It's The Kids! OR 17 Ways to Build Relationships in the Classroom

Fellow blogger, Teach Paperless, wrote a post about ISTE and the current voting that is happening to see who will keynote the conference next year.

This quote from Shelley, at Teach Paperless, sums it all up:
I want the real thing. I want students to stand up there on stage and give us the low-down.

Then this article, Success Starts With Strong Relationships, from Edutopia, about tough love and relationships in school came up in my RSS right after Shelley's post.

I realized it's all about the kids and the relationships that we have with them. Whether isn't knowing your student's names or checking in on them in other classes or eating lunch with them. They are people and they crave relationships.
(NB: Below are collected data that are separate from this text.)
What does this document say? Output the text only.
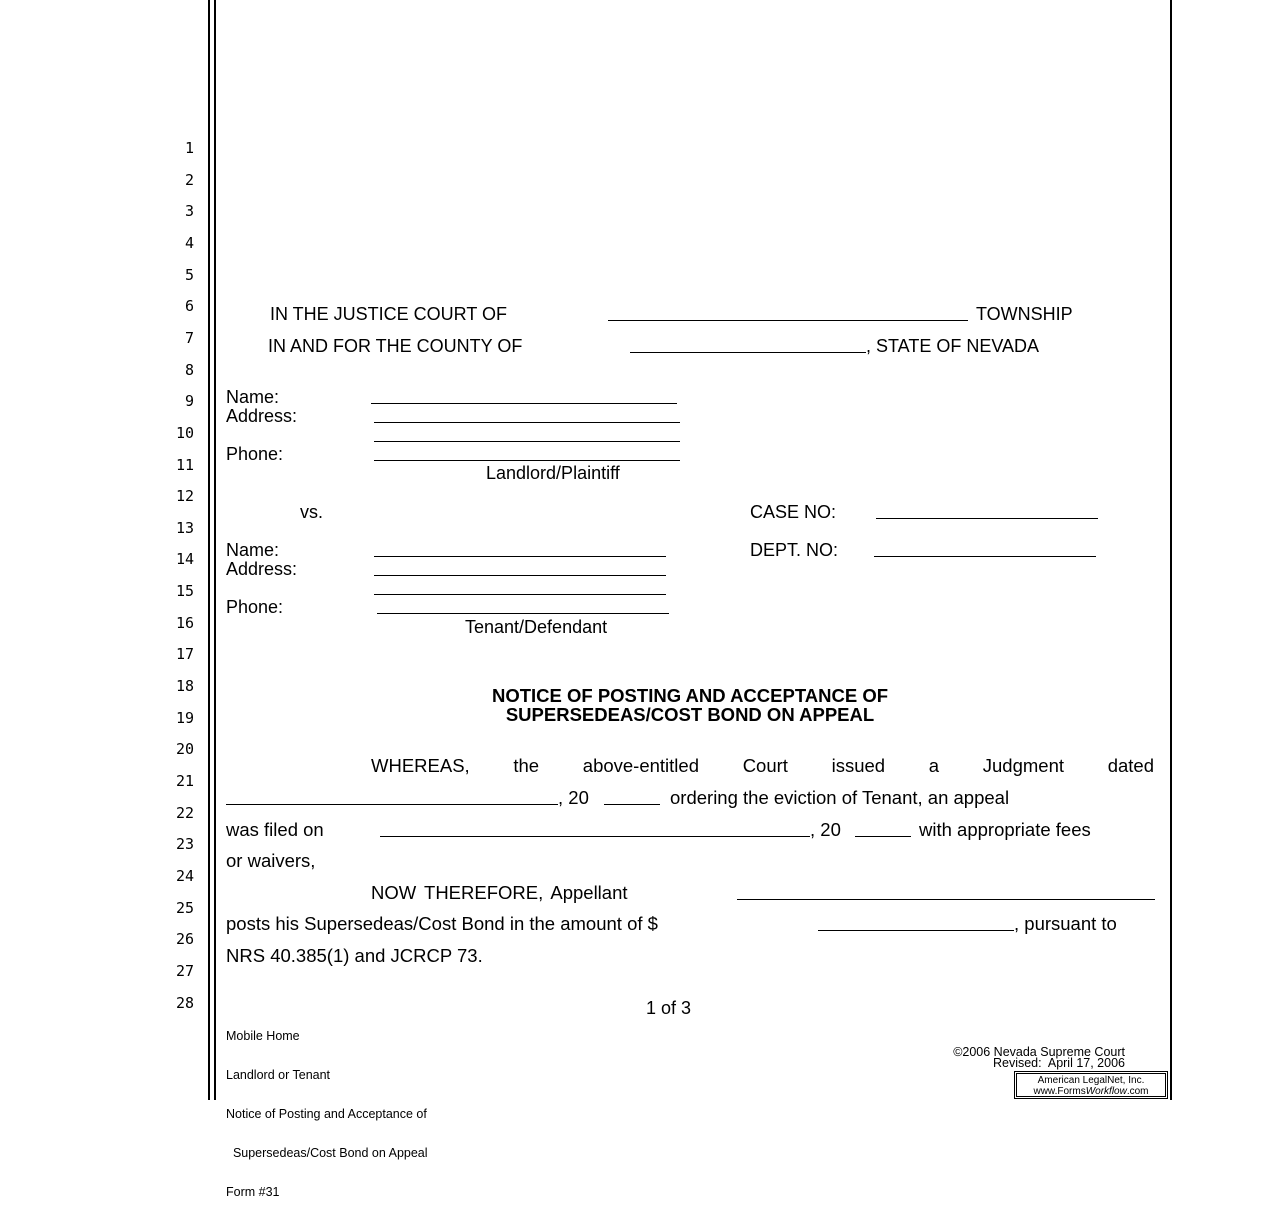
1
2
3
4
5
6
7
8
9
10
11
12
13
14
15
16
17
18
19
20
21
22
23
24
25
26
27
28
IN THE JUSTICE COURT OF	TOWNSHIP
IN AND FOR THE COUNTY OF	, STATE OF NEVADA
Name:
Address:
Phone:
Landlord/Plaintiff
vs.	CASE NO:
DEPT. NO:
Name:
Address:
Phone:
Tenant/Defendant
NOTICE OF POSTING AND ACCEPTANCE OF
SUPERSEDEAS/COST BOND ON APPEAL
WHEREAS, the above-entitled Court issued a Judgment dated
, 20	ordering the eviction of Tenant, an appeal
was filed on	, 20	with appropriate fees
or waivers,
NOW THEREFORE, Appellant
posts his Supersedeas/Cost Bond in the amount of $	, pursuant to
NRS 40.385(1) and JCRCP 73.

Mobile Home

Landlord or Tenant

Notice of Posting and Acceptance of

Supersedeas/Cost Bond on Appeal

Form #31

1 of 3
©2006 Nevada Supreme Court
Revised:  April 17, 2006
American LegalNet, Inc.
www.FormsWorkflow.com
Today, I had a post-conference meeting for the observation that I had last week. The mentor informed me that 8 of my 25 students were in the room working on the warm-up activity while I was at the end of the hallway greeting students before class started. Eight students coming in and working without being told! Relationships lead to motivation (motivation is a different blog post).

What do I do to build relationships?
  • We play document camera boggle to increase vocabulary. I cheat. I'll admit that. I rig the letters so that there are words that I want to focus on in class.
  • I routinely applaud (literally clapping) my students for the hard work during class.
  • I do random drawings for pencils and other small prizes.
  • I make activities relevant to them. We just did a small unit on designing, understanding, and using rubrics. We wrote rubrics on "Great Halloweens" to understand the concepts.
  • I shake hands.
  • I say hi.
  • I say bye at bus duty in the afternoon.
  • I listen.
  • I let them be off task as long as its a great discussion.
  • I laugh at and with my students.
  • I do my best to not yell.
  • I let them find solutions to their own problems.
  • I try to not kick students out.
  • We play games together.
  • We work together.
  • I do the work they do.
  • We treat each other with respect.
Am I perfect. No. On a five point scale of exemplary teaching, I scored roughly 3.7 by a mentor that I respect and challenge.

So, what's the bottom line? Build community and relationships in your classroom with your students because it will lead to better teaching and learning.